Gandalf wrote: ↑2018-06-22 10:23amDoes the US not have that tradition of improvement? There used to be slavery and genocidal westward expansion. Now not so much. Jefferson kept slaves, and eventually someone freed them. The US grew
despite its ugly origins and originators.
Oh? That makes sense. And yet if I say "we're supposed to be an improving nation, this willing tolerance of a despotic jackass and his internment camps for toddlers is un-American,"
I get fucking pushback.
Probably because in the 'Year Zero' mindset, if we go back far enough (and the Constitutional Convention of 1789 is well before 'far enough') history is an undifferentiated seething mass of evil, that somehow magically just sort of... ceased.
Myself, I see the seeds of this having been planted well before 'far enough.' There were people, in the darkness before the dawn, who were themselves accustomed to and a part of the darkness, but who at least
had a concept of light. Who, to borrow an over-used metaphor, lit one candle. One we were later able to use to create greater flames and greater illumination.
And I'd rather be able to bless them for lighting that candle,
even as I repeatedly and very blatantly and explicitly declare that they were part of the darkness... Than simply say "curse them" and then find myself unable to fully comprehend the history of how the light came to be.
Also, I would posit that if any error led to Trump being elected, it was someone in DNC land forgetting about Wisconsin, Michigan and Pennsylvania. If the American left was as smart as they seem to think they are, perhaps someone would have noticed that along the way.
There is ample room for many errors. Everyone is a stupid, there is a crack in everything, the world is terrible and the best of us are all fuckups trying not to shamble
too far towards the edge of the cliff.
Such is life. And yet, we do not go jump off of cliffs voluntarily, so presumably we must have agreed to deal with that reality, no?
Societal self awareness is hard. Who knew? Though the "nobody's perfect" defence always surprises me when it comes up.
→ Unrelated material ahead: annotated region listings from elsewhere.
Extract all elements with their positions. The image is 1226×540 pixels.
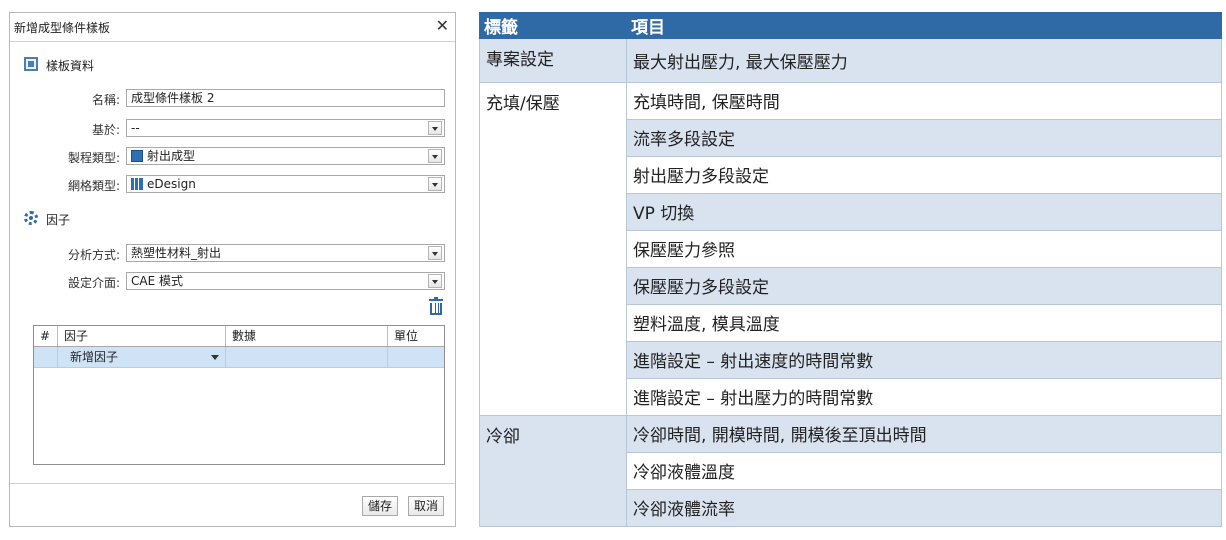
column-header-unit: 單位 [394,329,419,343]
new-factor-row[interactable]: 新增因子 [34,347,444,368]
item-cell: 冷卻液體溫度 [626,451,1222,490]
analysis-method-select[interactable]: 熱塑性材料_射出 [126,244,445,262]
chevron-down-icon[interactable] [428,121,442,135]
cancel-button[interactable]: 取消 [408,496,444,516]
item-cell: 保壓壓力參照 [626,229,1222,268]
factor-grid: # 因子 數據 單位 新增因子 [33,325,445,465]
table-row: 專案設定 最大射出壓力, 最大保壓壓力 [479,38,1222,83]
table-header-row: 標籤 項目 [479,12,1222,39]
template-info-icon [24,57,38,71]
delete-icon[interactable] [429,297,443,315]
name-value: 成型條件樣板 2 [131,91,215,105]
item-cell: VP 切換 [626,192,1222,231]
chevron-down-icon[interactable] [428,177,442,191]
item-cell: 射出壓力多段設定 [626,155,1222,194]
chevron-down-icon[interactable] [428,246,442,260]
item-cell: 冷卻液體流率 [626,488,1222,528]
tag-cell: 冷卻 [479,414,627,528]
save-button[interactable]: 儲存 [362,496,398,516]
analysis-method-value: 熱塑性材料_射出 [131,246,222,260]
mesh-type-label: 網格類型: [67,179,120,193]
mesh-type-select[interactable]: eDesign [126,175,445,193]
header-items: 項目 [626,12,1222,39]
section-factors: 因子 [46,213,71,227]
item-cell: 充填時間, 保壓時間 [626,81,1222,120]
item-cell: 進階設定 – 射出壓力的時間常數 [626,377,1222,416]
factor-grid-header: # 因子 數據 單位 [34,326,444,347]
gear-icon [24,211,38,225]
settings-table: 標籤 項目 專案設定 最大射出壓力, 最大保壓壓力 充填/保壓 充填時間, 保壓… [479,12,1222,528]
mesh-icon [131,178,143,190]
process-type-label: 製程類型: [67,151,120,165]
unit-cell[interactable] [388,347,444,367]
close-icon[interactable]: ✕ [436,16,449,35]
new-template-dialog: 新增成型條件樣板 ✕ 樣板資料 名稱: 成型條件樣板 2 基於: -- 製程類型… [9,12,456,527]
analysis-method-label: 分析方式: [67,248,120,262]
item-cell: 最大射出壓力, 最大保壓壓力 [626,38,1222,83]
new-factor-select[interactable]: 新增因子 [58,347,226,367]
item-cell: 進階設定 – 射出速度的時間常數 [626,340,1222,379]
based-on-value: -- [131,121,140,135]
data-cell[interactable] [226,347,388,367]
setting-interface-value: CAE 模式 [131,274,183,288]
process-type-value: 射出成型 [147,149,196,163]
chevron-down-icon[interactable] [211,355,219,360]
item-cell: 冷卻時間, 開模時間, 開模後至頂出時間 [626,414,1222,453]
header-tag: 標籤 [479,12,627,39]
new-factor-value: 新增因子 [70,350,119,364]
table-row: 冷卻 冷卻時間, 開模時間, 開模後至頂出時間 [479,414,1222,528]
process-type-select[interactable]: 射出成型 [126,147,445,165]
column-header-index: # [34,326,58,346]
setting-interface-select[interactable]: CAE 模式 [126,272,445,290]
item-cell: 流率多段設定 [626,118,1222,157]
column-header-data: 數據 [226,326,388,346]
dialog-title: 新增成型條件樣板 [14,21,111,35]
item-cell: 保壓壓力多段設定 [626,266,1222,305]
table-row: 充填/保壓 充填時間, 保壓時間 [479,81,1222,416]
setting-interface-label: 設定介面: [67,276,120,290]
row-index-cell [34,347,58,367]
based-on-select[interactable]: -- [126,119,445,137]
injection-molding-icon [131,150,143,162]
chevron-down-icon[interactable] [428,274,442,288]
dialog-title-bar: 新增成型條件樣板 ✕ [10,13,455,42]
name-label: 名稱: [91,93,120,107]
based-on-label: 基於: [91,123,120,137]
item-cell: 塑料溫度, 模具溫度 [626,303,1222,342]
chevron-down-icon[interactable] [428,149,442,163]
name-input[interactable]: 成型條件樣板 2 [126,89,445,107]
tag-cell: 充填/保壓 [479,81,627,416]
footer-divider [10,483,455,484]
tag-cell: 專案設定 [479,38,627,83]
section-template-info: 樣板資料 [46,59,95,73]
column-header-factor: 因子 [58,326,226,346]
mesh-type-value: eDesign [147,177,196,191]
Well, the way I figure it, we can uniformly hate the past as an undifferentiated mass of seething evil, or we can at least
try to sort out the good from the bad.
The 'Year Zero' approach of declaring the past to be irredeemable and therefore irrelevant is a recipe for so many kinds of collective failure that I consider it to be ridiculous, in the literal sense of 'worthy of ridicule.' Among other things, because it is hardly conducive to societal awareness for us to cultivate the belief that the past is so full of evil that nothing which happened in it can be worthy of praise or compliment.
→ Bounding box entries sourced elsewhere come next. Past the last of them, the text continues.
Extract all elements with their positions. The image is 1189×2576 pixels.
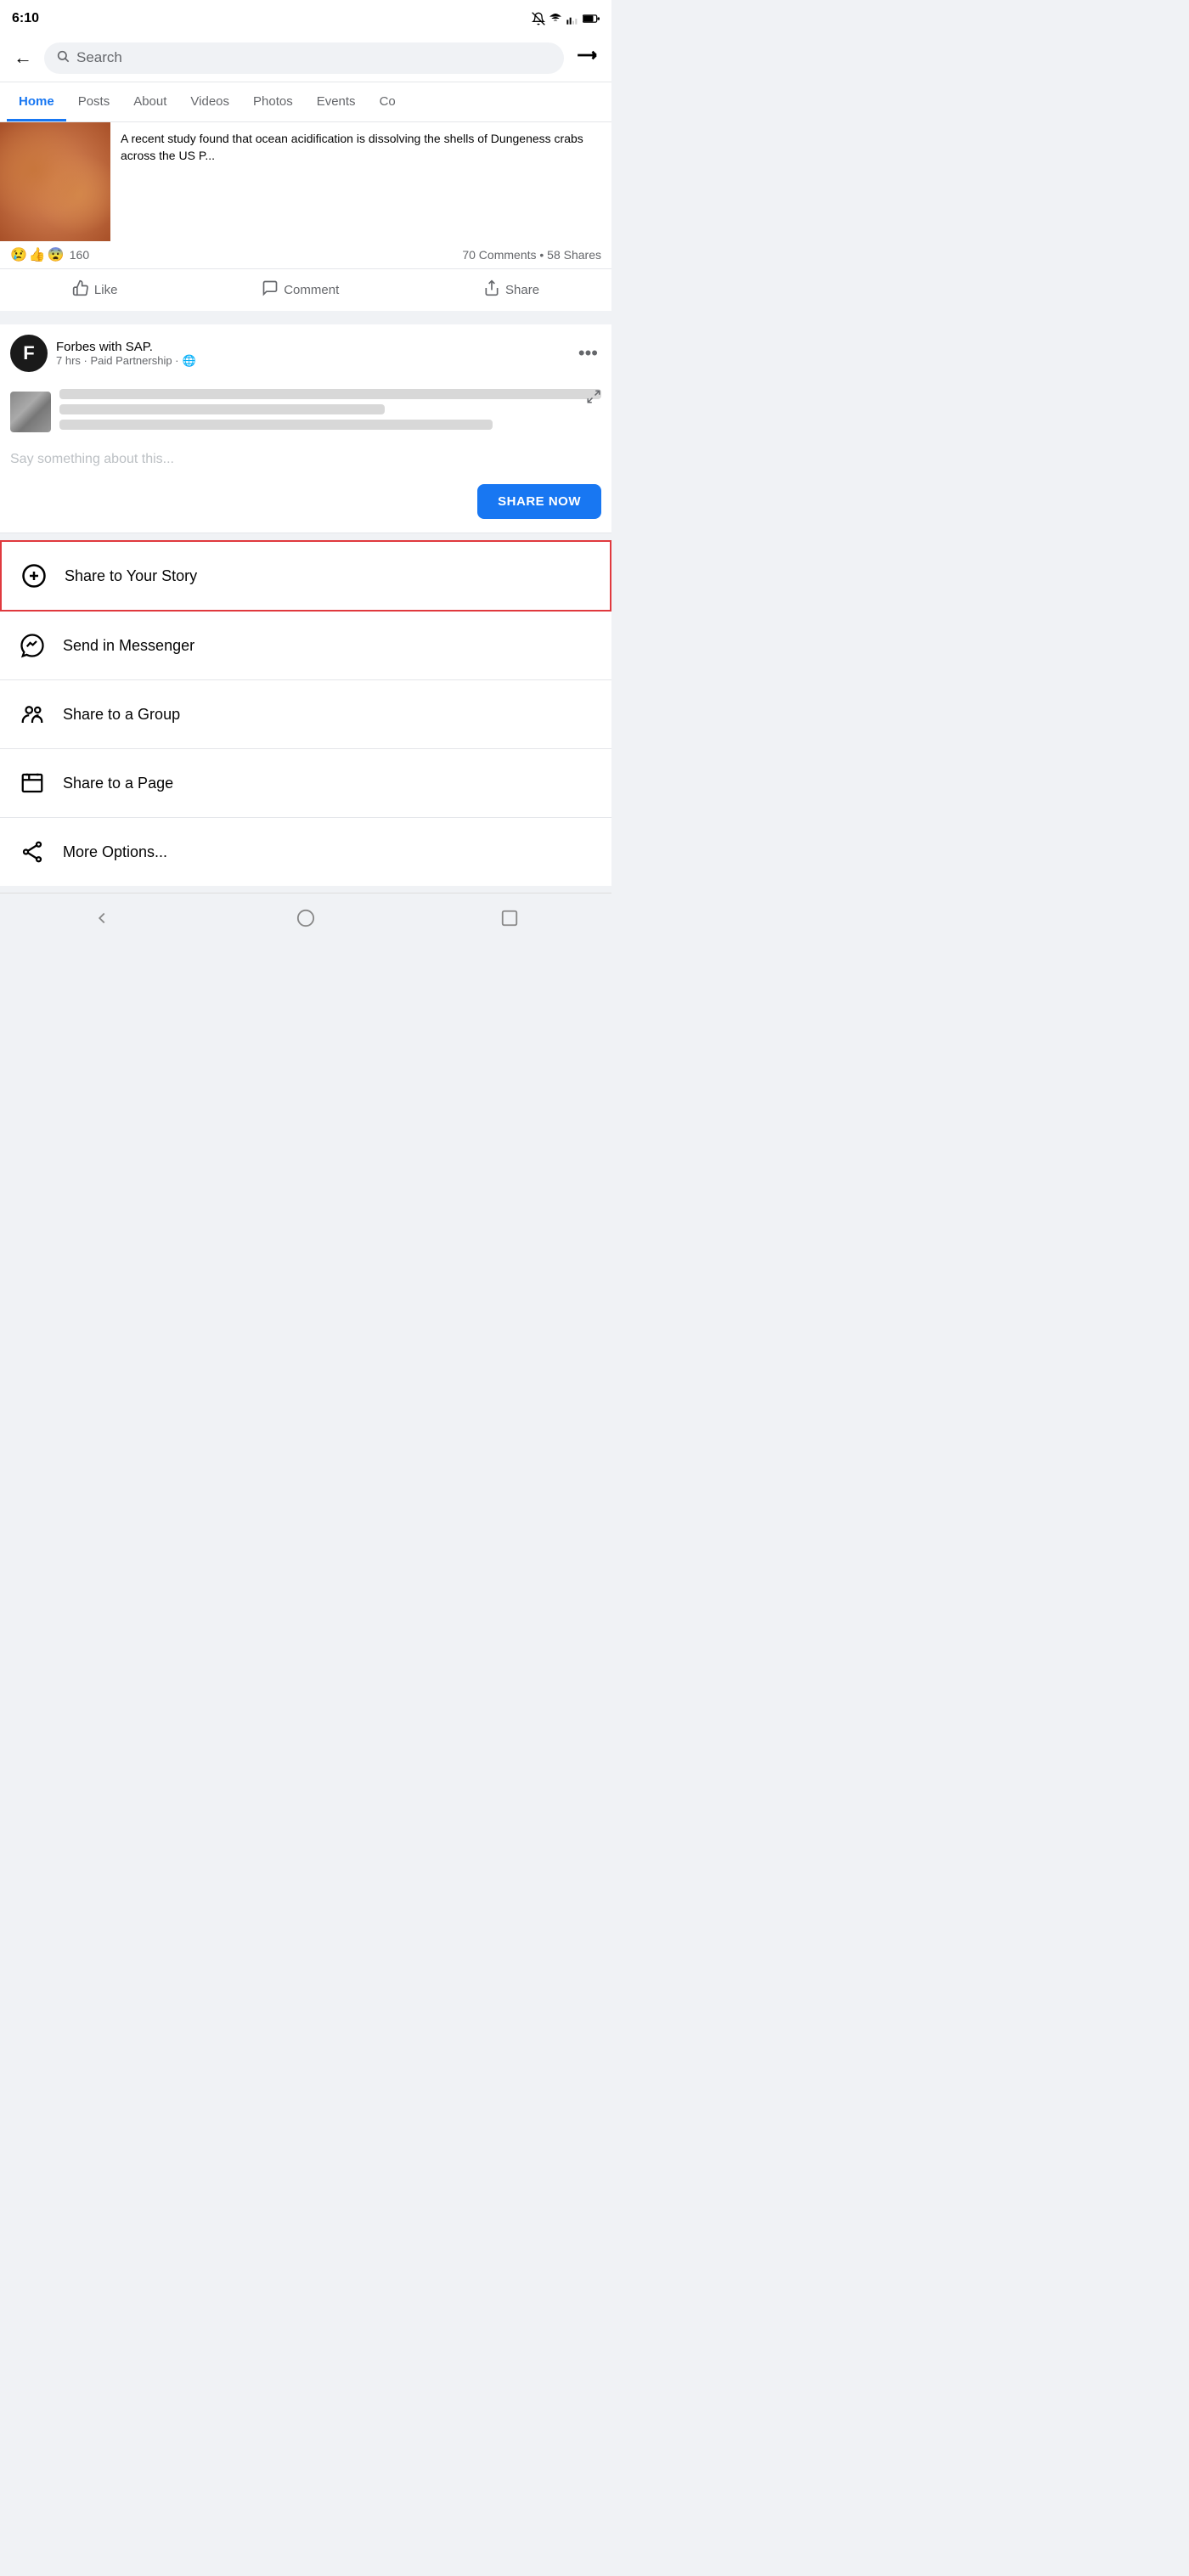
blurred-row — [10, 389, 601, 435]
tab-more[interactable]: Co — [368, 82, 408, 121]
emoji-sad: 😢 — [10, 246, 27, 263]
blurred-lines — [59, 389, 601, 435]
comment-icon — [262, 279, 279, 301]
share-group-option[interactable]: Share to a Group — [0, 680, 611, 749]
forbes-name: Forbes with SAP. — [56, 340, 566, 354]
blurred-line-2 — [59, 404, 385, 414]
search-placeholder: Search — [76, 49, 122, 66]
status-bar: 6:10 — [0, 0, 611, 34]
battery-icon — [583, 14, 600, 24]
reaction-emojis: 😢 👍 😨 160 — [10, 246, 89, 263]
like-button[interactable]: Like — [55, 273, 135, 307]
search-icon — [56, 49, 70, 67]
blurred-line-1 — [59, 389, 601, 399]
tab-posts[interactable]: Posts — [66, 82, 122, 121]
top-navigation: ← Search — [0, 34, 611, 82]
back-button[interactable]: ← — [10, 43, 36, 72]
bottom-navigation — [0, 893, 611, 948]
share-page-icon — [17, 768, 48, 798]
home-nav-button[interactable] — [279, 905, 332, 936]
share-now-row: SHARE NOW — [0, 477, 611, 533]
emoji-wow: 😨 — [48, 246, 65, 263]
notification-icon — [532, 12, 545, 25]
more-options-icon — [17, 837, 48, 867]
blurred-content-area — [0, 379, 611, 452]
forbes-avatar: F — [10, 335, 48, 372]
emoji-like: 👍 — [29, 246, 46, 263]
tab-events[interactable]: Events — [305, 82, 368, 121]
blurred-thumbnail — [10, 392, 51, 432]
share-group-label: Share to a Group — [63, 706, 180, 724]
share-page-option[interactable]: Share to a Page — [0, 749, 611, 818]
reactions-row: 😢 👍 😨 160 70 Comments • 58 Shares — [0, 241, 611, 269]
forbes-meta: 7 hrs · Paid Partnership · 🌐 — [56, 354, 566, 368]
more-options-button[interactable]: ••• — [575, 339, 601, 368]
share-now-button[interactable]: SHARE NOW — [477, 484, 601, 519]
back-nav-button[interactable] — [76, 905, 128, 936]
share-story-icon — [19, 561, 49, 591]
send-messenger-option[interactable]: Send in Messenger — [0, 612, 611, 680]
share-group-icon — [17, 699, 48, 730]
expand-icon[interactable] — [586, 389, 601, 409]
status-time: 6:10 — [12, 11, 39, 26]
share-story-option[interactable]: Share to Your Story — [0, 540, 611, 612]
comment-button[interactable]: Comment — [245, 273, 356, 307]
reaction-count: 160 — [70, 248, 89, 262]
tab-home[interactable]: Home — [7, 82, 66, 121]
wifi-icon — [549, 12, 562, 25]
forbes-post-card: F Forbes with SAP. 7 hrs · Paid Partners… — [0, 324, 611, 533]
share-icon — [483, 279, 500, 301]
like-label: Like — [94, 283, 118, 297]
say-something-placeholder[interactable]: Say something about this... — [0, 452, 611, 477]
send-messenger-label: Send in Messenger — [63, 637, 194, 655]
comment-label: Comment — [284, 283, 339, 297]
crab-post-image — [0, 122, 110, 241]
engagement-stats: 70 Comments • 58 Shares — [462, 248, 601, 262]
forbes-info: Forbes with SAP. 7 hrs · Paid Partnershi… — [56, 340, 566, 368]
tab-bar: Home Posts About Videos Photos Events Co — [0, 82, 611, 122]
blurred-line-3 — [59, 420, 493, 430]
crab-post-text-area: A recent study found that ocean acidific… — [110, 122, 611, 241]
crab-post-card: A recent study found that ocean acidific… — [0, 122, 611, 318]
tab-about[interactable]: About — [121, 82, 178, 121]
forbes-header: F Forbes with SAP. 7 hrs · Paid Partners… — [0, 324, 611, 379]
forward-button[interactable] — [572, 41, 601, 75]
signal-icon — [566, 12, 579, 25]
recent-nav-button[interactable] — [483, 905, 536, 936]
tab-photos[interactable]: Photos — [241, 82, 305, 121]
share-button[interactable]: Share — [466, 273, 556, 307]
more-options-label: More Options... — [63, 843, 167, 861]
tab-videos[interactable]: Videos — [178, 82, 241, 121]
globe-icon: 🌐 — [183, 354, 196, 368]
status-icons — [532, 12, 600, 25]
share-options-list: Share to Your Story Send in Messenger Sh… — [0, 540, 611, 886]
share-label: Share — [505, 283, 539, 297]
crab-post-title: A recent study found that ocean acidific… — [121, 131, 601, 164]
like-icon — [72, 279, 89, 301]
action-buttons: Like Comment Share — [0, 269, 611, 318]
messenger-icon — [17, 630, 48, 661]
more-options-option[interactable]: More Options... — [0, 818, 611, 886]
share-page-label: Share to a Page — [63, 775, 173, 792]
share-story-label: Share to Your Story — [65, 567, 197, 585]
search-bar[interactable]: Search — [44, 42, 564, 74]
Humans' innate predisposition towards evil hasn't changed much. There were quite a lot of well-meaning people in the past, who were no more or less intelligent and who had no stronger or weaker desire to do good than typical people today. And yet, quite a few of them sincerely held terrible opinions and did terrible things to each other. If we ignore that, we're setting ourselves up for self-righteous stupidity in the present. Trying to sneer that reality away makes us blind to our own faults, because it leads to the equivalent of "bad things can't happen to good people" or "good people can't have bad beliefs."
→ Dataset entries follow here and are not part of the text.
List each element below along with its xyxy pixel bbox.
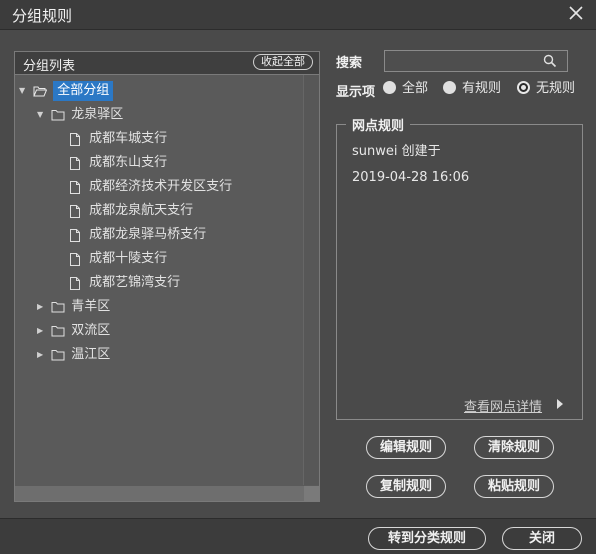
tree-node-branch[interactable]: 成都车城支行	[69, 129, 167, 149]
expand-arrow-icon[interactable]: ▶	[37, 321, 47, 341]
document-icon	[69, 273, 85, 293]
document-icon	[69, 153, 85, 173]
expand-arrow-icon[interactable]: ▶	[37, 297, 47, 317]
rule-created-time: 2019-04-28 16:06	[352, 170, 470, 185]
tree-node-label: 成都龙泉航天支行	[89, 203, 194, 218]
tree-node-label: 全部分组	[53, 81, 114, 101]
title-bar: 分组规则	[0, 0, 596, 30]
folder-icon	[51, 321, 67, 341]
radio-label: 全部	[402, 81, 429, 96]
radio-all[interactable]: 全部	[383, 80, 428, 98]
tree-node-district[interactable]: ▼ 龙泉驿区	[37, 105, 123, 125]
clear-rule-button[interactable]: 清除规则	[474, 436, 554, 459]
collapse-all-button[interactable]: 收起全部	[253, 54, 313, 70]
close-icon[interactable]	[566, 3, 586, 23]
group-list-title: 分组列表	[23, 59, 76, 74]
tree-node-branch[interactable]: 成都艺锦湾支行	[69, 273, 180, 293]
tree-node-label: 青羊区	[71, 299, 111, 314]
tree-node-district[interactable]: ▶ 青羊区	[37, 297, 110, 317]
tree-node-district[interactable]: ▶ 温江区	[37, 345, 110, 365]
folder-icon	[51, 345, 67, 365]
folder-icon	[51, 105, 67, 125]
folder-open-icon	[33, 81, 49, 101]
vertical-scrollbar[interactable]	[303, 75, 319, 485]
document-icon	[69, 129, 85, 149]
edit-rule-button[interactable]: 编辑规则	[366, 436, 446, 459]
to-category-rule-button[interactable]: 转到分类规则	[368, 527, 486, 550]
scrollbar-corner	[304, 486, 319, 501]
document-icon	[69, 249, 85, 269]
paste-rule-button[interactable]: 粘贴规则	[474, 475, 554, 498]
radio-checked-icon	[517, 81, 530, 94]
radio-unchecked-icon	[443, 81, 456, 94]
search-input[interactable]	[384, 50, 568, 72]
view-branch-details-link[interactable]: 查看网点详情	[464, 396, 542, 415]
group-list-header: 分组列表 收起全部	[15, 52, 319, 75]
rule-creator-text: sunwei 创建于	[352, 144, 441, 159]
radio-has-rule[interactable]: 有规则	[443, 80, 501, 98]
tree-node-root[interactable]: ▼ 全部分组	[19, 81, 114, 101]
branch-rule-panel	[336, 124, 583, 420]
search-label: 搜索	[336, 56, 363, 71]
expand-arrow-icon[interactable]: ▼	[37, 105, 47, 125]
tree-node-label: 成都车城支行	[89, 131, 168, 146]
expand-arrow-icon[interactable]: ▼	[19, 81, 29, 101]
branch-rule-legend: 网点规则	[346, 115, 411, 134]
document-icon	[69, 201, 85, 221]
tree-node-label: 成都经济技术开发区支行	[89, 179, 233, 194]
tree-node-label: 成都十陵支行	[89, 251, 168, 266]
copy-rule-button[interactable]: 复制规则	[366, 475, 446, 498]
radio-unchecked-icon	[383, 81, 396, 94]
document-icon	[69, 177, 85, 197]
folder-icon	[51, 297, 67, 317]
radio-label: 有规则	[462, 81, 502, 96]
close-button[interactable]: 关闭	[502, 527, 582, 550]
tree-node-label: 成都东山支行	[89, 155, 168, 170]
radio-label: 无规则	[536, 81, 576, 96]
tree-node-district[interactable]: ▶ 双流区	[37, 321, 110, 341]
tree-node-branch[interactable]: 成都十陵支行	[69, 249, 167, 269]
window-title: 分组规则	[12, 7, 73, 25]
horizontal-scrollbar[interactable]	[15, 486, 319, 501]
document-icon	[69, 225, 85, 245]
search-icon[interactable]	[543, 54, 557, 72]
display-filter-label: 显示项	[336, 85, 376, 100]
tree-node-label: 双流区	[71, 323, 111, 338]
group-list-panel: 分组列表 收起全部 ▼ 全部分组 ▼ 龙泉驿区 成都车城支行 成都东山支行 成都…	[14, 51, 320, 502]
radio-no-rule[interactable]: 无规则	[517, 80, 575, 98]
tree-node-label: 成都龙泉驿马桥支行	[89, 227, 207, 242]
tree-node-branch[interactable]: 成都龙泉航天支行	[69, 201, 193, 221]
expand-arrow-icon[interactable]: ▶	[37, 345, 47, 365]
chevron-right-icon[interactable]	[557, 399, 563, 409]
tree-node-label: 温江区	[71, 347, 111, 362]
tree-node-branch[interactable]: 成都龙泉驿马桥支行	[69, 225, 206, 245]
tree-node-branch[interactable]: 成都经济技术开发区支行	[69, 177, 232, 197]
tree-node-label: 成都艺锦湾支行	[89, 275, 181, 290]
tree-node-label: 龙泉驿区	[71, 107, 124, 122]
tree-node-branch[interactable]: 成都东山支行	[69, 153, 167, 173]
Different environment, then. Not same. Which sidesteps my question:
Given where a person comes from, do we have an obligation to devalue everything else they did, due to the bad things they did?
As an example, stealing people's cattle is wrong. Does that mean everyone who comes from a society with a cattle-raiding tradition was an evil person? If a person from a cattle-raiding culture was the one who invented the wheel, would it slightly devalue their invention of the wheel that they were a thief? To be sure, being a thief isn't as bad as being a murderer, but it's not a good thing.
Where, exactly, do we draw the line, once we're in the habit of condemning everything about past societies that we today would reject, not just as a "never do that anymore" but as a "fuck everyone who ever did that, even when it was universal" stance?
I find universality of something being the yardstick of its acceptability to be fascinating, especially coming from a context of slavery and Divine American Leaders.
Firstly,
who the fuck said 'divine?' Not me. I don't think I could make that more obvious, but you persist in strawmanning. Either that or you're actually cross-posting from some bizarre parallel universe version of this forum.
Secondly, you are sidestepping the question
yet again.
Given where a person comes from, do we have an obligation to devalue everything else they did, due to the bad things they did? Where, exactly, do we draw the line, once we're in the habit of condemning everything about past societies? And condemning them not just in terms of "that was wrong, very wrong, never do that." But also condemning them in terms of "we can never say anything less-than-fully-bad about them, ever, because
obviously everyone in the past was just failing to live up to our contemporary moral standards on account of being a bunch of cackling villains?"
It's like, what IS the yardstick, exactly? Or do we get to use different yardsticks when we're measuring someone we want to shit on, versus someone we don't?